Когда вернулся в приёмную, ребята уже неорганизованно заходили в кабинет шефа. Расселись вдоль стен и на вид поделались послушными и смирными.
На здоровенном столе шефа, главного редактора крайгородских «Вечерних новостей», кучковались лишние вещи. Между настольным календарём и самописками «ракетами», навечно вмонтированными в мраморный пьедестал, выстроилась череда экзотических зажигалок. У шефа было хобби: собирал зажигалки и новые всегда держал на рабочем столе, пока не натешится. Только тогда они попадали на стационарное хранение в домашнюю коллекцию. И, как ни странно, все зажигалки, как «служебные», так и «домашние», действовали постоянно и безупречно.

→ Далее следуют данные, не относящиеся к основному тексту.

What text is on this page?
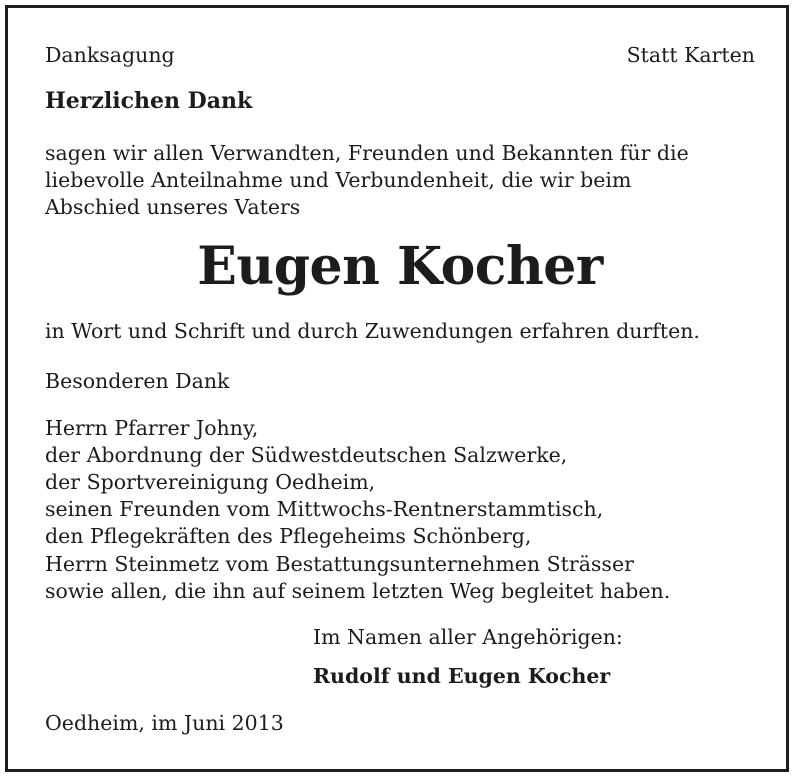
Danksagung	Statt Karten

Herzlichen Dank

sagen wir allen Verwandten, Freunden und Bekannten für die

liebevolle Anteilnahme und Verbundenheit, die wir beim

Abschied unseres Vaters

Eugen Kocher

in Wort und Schrift und durch Zuwendungen erfahren durften.

Besonderen Dank

Herrn Pfarrer Johny,

der Abordnung der Südwestdeutschen Salzwerke,

der Sportvereinigung Oedheim,

seinen Freunden vom Mittwochs-Rentnerstammtisch,

den Pflegekräften des Pflegeheims Schönberg,

Herrn Steinmetz vom Bestattungsunternehmen Strässer

sowie allen, die ihn auf seinem letzten Weg begleitet haben.

Im Namen aller Angehörigen:

Rudolf und Eugen Kocher

Oedheim, im Juni 2013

Но не зажигалки привлекли Федькино внимание. Он к ним, как и все, давно привык. Заметил другое: на зеркальной глади главредовского стола лежала зелёная папка.
«Будет кому-то работка», - мысленно улыбнулся Федька.
- Вы подготовили материал? - вдруг спросил его шеф.
- Да, Олег Игоревич, - ответил Федька, - Сдал на машинку.
- Ладно. - Олег Игоревич достал из коробки сигарету «Опал», щёлкнул зажигалкой в виде миниатюрного маяка и поднялся во весь свой баскетбольный рост. Начал мерить кабинет вдоль стульев, ни разу не ступая на ковер. Такая у него манера вести совещания - на ногах, с сигаретой между пальцами. Федька в очередной раз считал редакторские шаги, хотя и знал, что кабинет равен семнадцати шефским шагам вдоль и двенадцати поперёк.
- Итак, что мы сегодня дадим в номер? - лично ни к кому не обращаясь, спросил он.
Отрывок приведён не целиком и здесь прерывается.